Another flaw is the fact that, much like with computer errors, you’re left to deduce for yourself why some orders fail during the week. You send a squad to smash up the store of an obstinate citizen who refused to pay protection; the following week, you send them out again to take another stab at extorting him, only to watch helplessly as the squad aborts the mission seemingly for no reason. Checking the target business yourself, you discover that it is closed for repairs, on account of your smashing it up the previous week. Since the business is closed, it can’t be extorted until next week, but it would have been nice if the hoods had included that detail in their failure report. That’s not including the occasional glitches: hoods getting stuck on lamp posts, or locked in “wait” mode and unable to leave it (seems to happen if you tell them to wait while time is paused), and the rare game crash.

There was also a spin-off/expansion of the original called Gangsters: A Piece of the Action, but it doesn’t seem to exist on the internet. It was either the demo disc for the full version of Gangsters, or an expansion that focused on the multiplayer experience, because there wasn’t much for single-player content.

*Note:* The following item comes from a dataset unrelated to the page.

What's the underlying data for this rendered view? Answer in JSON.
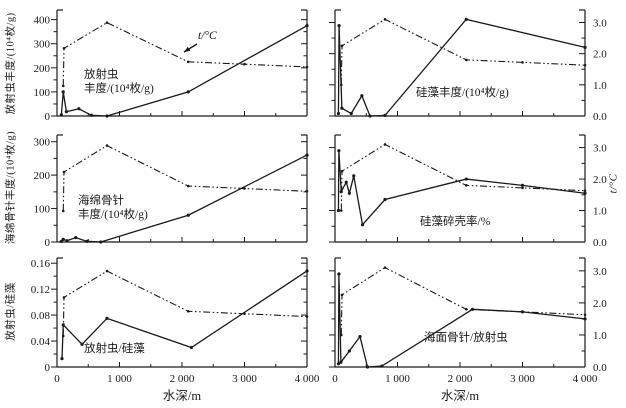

In spite of its flaws, Gangsters: Organized Crime has so much going for it, it can take an entire novel to describe the events of a single game. It has depth and complexity that provides an addictive and fulfilling experience for any RTS or simulator fan, especially those with a fondness of hardboiled movies – the vintage-looking FMV intro, done in the style of an old PSA from the golden age of matinee, is a real treat to watch. And there’s always the more action-oriented sequel if gunning people down in the streets is more your thing.

In recent years it has been added to GOG.com’s compendium of classic software, jury-rigged to work on modern computers – a feat in itself for any Win 95 title. Grab it, print off the manual, and get yourself a piece of the action.